Slideshow Aktuell

Industrie 4.0 und Liefertermin

am .

 

Die Vision von Industrie 4.0 schließt ein, daß Werkstücke ihre Identität mit sich führen. Auch Informationen über ihren Bearbeitungsstand sind ihnen aufgeprägt.

Die Bearbeitung wird repräsentiert über NC-Teileprogramme (NC-TP). Wesentliche Inhalte sind Geometrie, Technologie und Schaltanweisungen. NC-TP gelten für bestimmte Werkzeugmaschinen (WZM), also z.B. für ein Bearbeitungszentrum. Ein NC-TP ist eigentlich ein Arbeitsplan. Für eine Fabrik mit mehreren WZM erfordert dies die Kenntnis aller für ein Werkstück relevanter WZM mit Arbeitsräumen und Werkzeugen.

Im Allgemeinen kann ein Werkstück über verschiedene WZM gefertigt werden. Daher sind entsprechend alternative NC-TP vorzuhalten. Und schließlich: damit ein Werkstück autonom von WZM zu WZM navigieren kann, sind auch Programme für die Automation an der WZM und den Transport zwischen WZM erforderlich.

Die Erfüllung der 4.0-Vision erfordert also ein komplettes digitales Abbild des gesamten Produktionsgeschehens der gesamten Fabrik – und zwar in Echtzeit.

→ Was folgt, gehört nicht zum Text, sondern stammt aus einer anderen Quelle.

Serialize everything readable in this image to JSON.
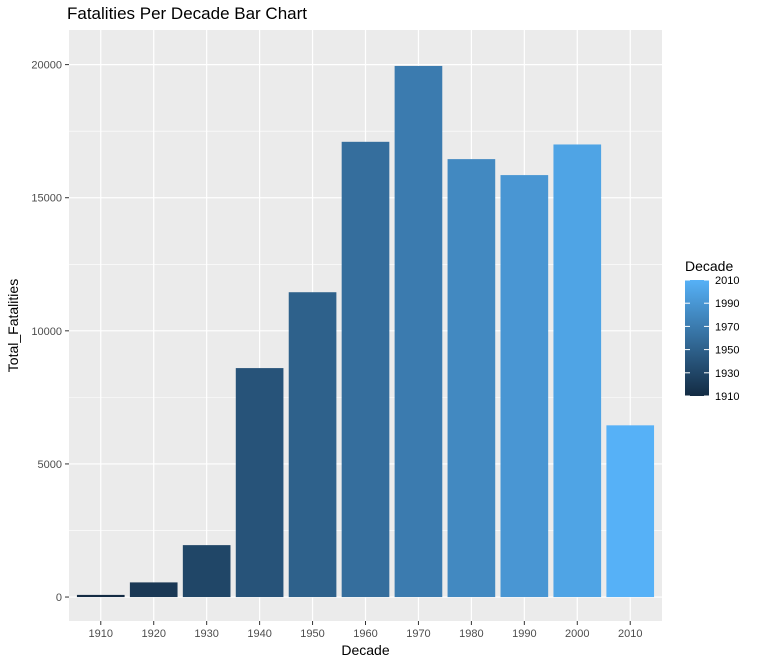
{
  "chart_data": {
    "type": "bar",
    "title": "Fatalities Per Decade Bar Chart",
    "xlabel": "Decade",
    "ylabel": "Total_Fatalities",
    "categories": [
      "1910",
      "1920",
      "1930",
      "1940",
      "1950",
      "1960",
      "1970",
      "1980",
      "1990",
      "2000",
      "2010"
    ],
    "values": [
      80,
      550,
      1950,
      8600,
      11450,
      17100,
      19950,
      16450,
      15850,
      17000,
      6450
    ],
    "ylim": [
      -900,
      21300
    ],
    "yticks": [
      0,
      5000,
      10000,
      15000,
      20000
    ],
    "ytick_labels": [
      "0",
      "5000",
      "10000",
      "15000",
      "20000"
    ],
    "grid": true,
    "background": "#ebebeb",
    "fill_scale": {
      "low_color": "#132b43",
      "high_color": "#56b1f7",
      "domain": [
        1910,
        2010
      ]
    },
    "legend": {
      "title": "Decade",
      "position": "right",
      "breaks": [
        "1910",
        "1930",
        "1950",
        "1970",
        "1990",
        "2010"
      ]
    }
  }
}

Da sich dieses Abbild ständig ändert – Werkstücke melden sich „fertig“ oder neue werden eingelastet oder Störungen verändern Warteschlangen vor den Maschinen - , erscheint eine präzise Aussage zum Lieferzeitpunkt problematisch. Diese permanente Veränderung der Planungsgrundlagen bildet u.E. eine Herausforderung der autonomen Fabrik.  

 

Siemens rennt davon

am .

Siemens erweitert sein "Digital Factory" - Portfolio. CAD, CAM, Simulationen und PLM werden ergänzt durch die jüngste Akquisition von Mentor Graphics (Elektronik-Design; PCBs). Auch eine Beteiligung an Bentley Systems (Microstation) läßt aufhorchen. Vielleicht gelingt die Integration von Mechanik, Elektrik, Elektronik, Simulation, Steuerungssoftware bis hin zum Anlagenbau mit "Walk Through" - Fähigkeiten über eine einzige PLM-Verwaltung? Damit wäre Siemens auf absehbare Zeit an der Spitze. Vielleicht fehlen noch Spezialsoftware-Lösungen wie etwa LDorado (Cabling, Kabelbaum-Design). Aber die Richtung stimmt aus unserer Sicht: zusammen mit Big Data können selbst die Daten-Bergmassive aller Lösungen zusammen verarbeitet werden. Das wäre ein Ausblick auf die Total-Simulation ganzer Werke - noch im Planungsstadium...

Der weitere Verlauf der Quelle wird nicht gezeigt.